Est-il vraiment possible de réduire de 20 % les coûts énergétiques liés aux tunnels en plastique, simplement en remplaçant les lampes ?
La plupart des anciens tunnels de traitement du plastique constituent en réalité des sources d’avarie énergétique. Ils gaspillent beaucoup d’énergie, car la chaleur ne se dirige pas là où elle devrait aller.

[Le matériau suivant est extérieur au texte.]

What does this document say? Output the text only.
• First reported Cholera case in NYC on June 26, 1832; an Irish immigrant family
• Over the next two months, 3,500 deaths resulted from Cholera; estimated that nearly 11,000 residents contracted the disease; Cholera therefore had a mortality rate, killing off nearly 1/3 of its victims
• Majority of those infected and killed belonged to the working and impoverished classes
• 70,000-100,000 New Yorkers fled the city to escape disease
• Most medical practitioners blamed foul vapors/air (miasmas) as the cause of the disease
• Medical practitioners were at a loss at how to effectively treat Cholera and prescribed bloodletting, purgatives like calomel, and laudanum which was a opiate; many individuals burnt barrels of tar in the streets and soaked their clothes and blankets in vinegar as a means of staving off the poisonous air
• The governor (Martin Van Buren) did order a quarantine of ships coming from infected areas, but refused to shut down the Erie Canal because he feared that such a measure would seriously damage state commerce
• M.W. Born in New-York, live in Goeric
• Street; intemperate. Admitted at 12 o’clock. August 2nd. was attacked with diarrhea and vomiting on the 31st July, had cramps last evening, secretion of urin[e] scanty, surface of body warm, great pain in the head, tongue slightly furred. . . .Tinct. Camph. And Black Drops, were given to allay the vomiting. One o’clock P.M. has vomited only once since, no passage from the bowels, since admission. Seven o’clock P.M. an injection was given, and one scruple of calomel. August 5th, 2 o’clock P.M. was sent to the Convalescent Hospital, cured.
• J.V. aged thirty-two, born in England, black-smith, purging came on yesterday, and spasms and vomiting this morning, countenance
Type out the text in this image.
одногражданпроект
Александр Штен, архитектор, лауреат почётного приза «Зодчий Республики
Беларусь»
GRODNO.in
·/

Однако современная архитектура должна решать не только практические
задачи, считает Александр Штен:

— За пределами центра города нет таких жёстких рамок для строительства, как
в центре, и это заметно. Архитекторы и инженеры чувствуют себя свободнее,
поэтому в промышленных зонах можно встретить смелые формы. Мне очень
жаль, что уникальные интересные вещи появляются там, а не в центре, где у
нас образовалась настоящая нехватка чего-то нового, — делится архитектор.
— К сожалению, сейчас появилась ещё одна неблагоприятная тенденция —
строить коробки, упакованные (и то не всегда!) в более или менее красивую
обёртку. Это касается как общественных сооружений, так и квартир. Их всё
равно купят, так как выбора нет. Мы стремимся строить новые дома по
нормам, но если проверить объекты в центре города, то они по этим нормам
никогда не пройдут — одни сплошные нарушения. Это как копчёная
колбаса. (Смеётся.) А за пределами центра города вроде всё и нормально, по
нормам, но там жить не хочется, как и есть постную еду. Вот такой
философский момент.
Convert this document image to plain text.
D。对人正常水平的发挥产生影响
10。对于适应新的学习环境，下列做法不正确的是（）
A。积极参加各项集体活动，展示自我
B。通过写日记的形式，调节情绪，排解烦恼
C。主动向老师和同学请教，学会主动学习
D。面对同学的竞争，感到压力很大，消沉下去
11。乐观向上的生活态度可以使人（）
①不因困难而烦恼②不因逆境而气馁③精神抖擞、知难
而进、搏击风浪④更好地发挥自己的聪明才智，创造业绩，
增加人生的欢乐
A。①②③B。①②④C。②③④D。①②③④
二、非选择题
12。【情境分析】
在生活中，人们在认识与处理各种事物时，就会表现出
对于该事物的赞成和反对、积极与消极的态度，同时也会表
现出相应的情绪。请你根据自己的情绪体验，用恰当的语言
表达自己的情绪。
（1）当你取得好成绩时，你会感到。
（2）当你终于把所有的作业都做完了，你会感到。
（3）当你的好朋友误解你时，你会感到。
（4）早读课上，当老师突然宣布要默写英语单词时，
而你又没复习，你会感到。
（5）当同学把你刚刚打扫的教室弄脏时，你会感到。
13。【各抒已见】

Je vois souvent des responsables d’usine essayer d’atteindre leurs objectifs énergétiques en détruisant complètement le tunnel et en recommençant à zéro. Mais honnêtement ? Ce n’est probablement pas nécessaire. Avec des lampes infrarouges adaptées, on peut atteindre cette réduction de 20 % sans avoir à tout remplacer.
Comment ça marche en réalité ? Les anciens tunnels fonctionnent généralement avec des chauffages qui passent plus de temps à chauffer l’air qu’à chauffer réellement le plastique. C’est inefficace.
On remplace ces chauffages par des lampes infrarouges à ondes courtes ou moyennes. Au lieu de chauffer l’air, ces lampes utilisent la radiation pour chauffer directement le plastique.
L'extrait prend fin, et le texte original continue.